The central government had injected 420 million yuan (about US$64.7 million) into preserving the ruins of the quake-razed old town of Beichuan Qiang Autonomous County in southwest China's Sichuan Province, said Li Zhengshou, commander of the old town preservation headquarters.
Walking in the ruins, visitors may feel that the moment of the disaster is frozen, as they can see scattered clothes, cigarette butts, dusty dolls, and ropes that were made of sheets to save hundreds of students trapped in a dormitory building at a vocational school.
"The preservation of the quake ruins is a consolation to the deceased," Li said, adding that the 0.9-square-kilometer ruins are the largest quake ruins in the world.
The ruins are also a warning for human beings to revere Mother Nature and a platform to conduct scientific studies, Li said.
About 20,000 Beichuan residents were declared dead or missing due to the ferocious quake, nearly accounting for one-quarter of the overall death toll from the catastrophe.
The bodies of thousands of victims were buried in the ruins, most in a large cemetery, said Zhao Kaisheng, director of the headquarters office.
We would build a new county town of Beichuan while preserving the old town as quake relics, said Chinese Premier Wen Jiabao when he oversaw the rescue operation in Beichuan on May 22, 2008, 10 days after the tremor occurred.
The disaster, an indelible moment in the country's history, should be engraved in the minds of the Chinese people, and some ruins should remain as necessary evidence, Ge Jianxiong, a prominent Chinese historian, told Xinhua.
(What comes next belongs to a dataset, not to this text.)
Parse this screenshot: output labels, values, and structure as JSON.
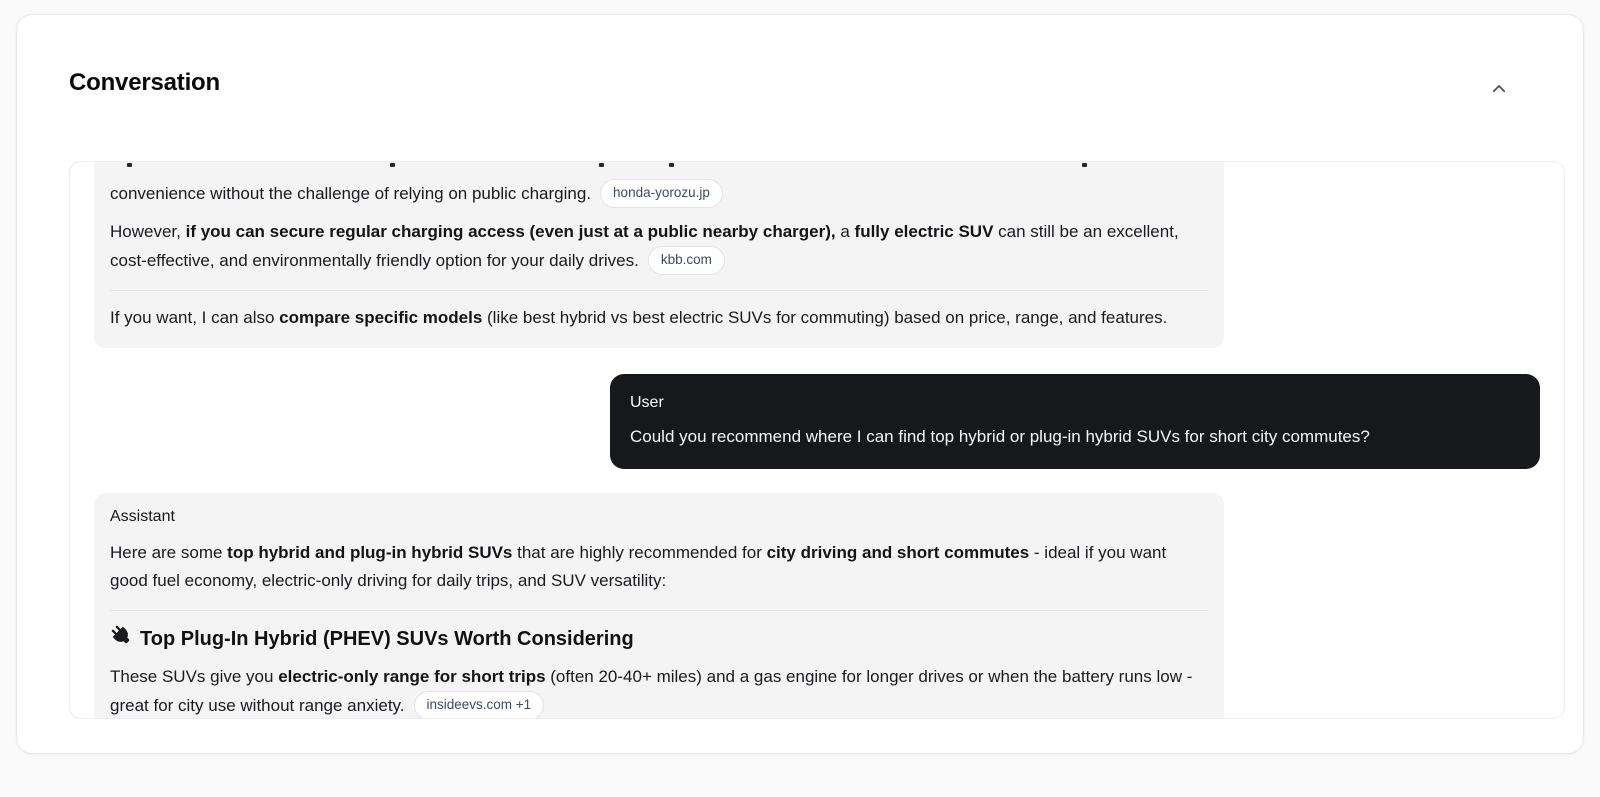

On the other hand, the ruins could serve as a lasting memorial for quake survivors, said Hu Guangwei, deputy director of the Institute of Sociology of Sichuan Provincial Academy of Social Sciences.
"Providing the bereaved people with a place to mourn their departed family members and friends may help them forget their sorrow," Hu said.
After the quake, four important quake ruins in Beichuan County, as well as Yingxiu, Hanwang and Hongkou townships in Sichuan, were listed by the central government as being under protection, Li said.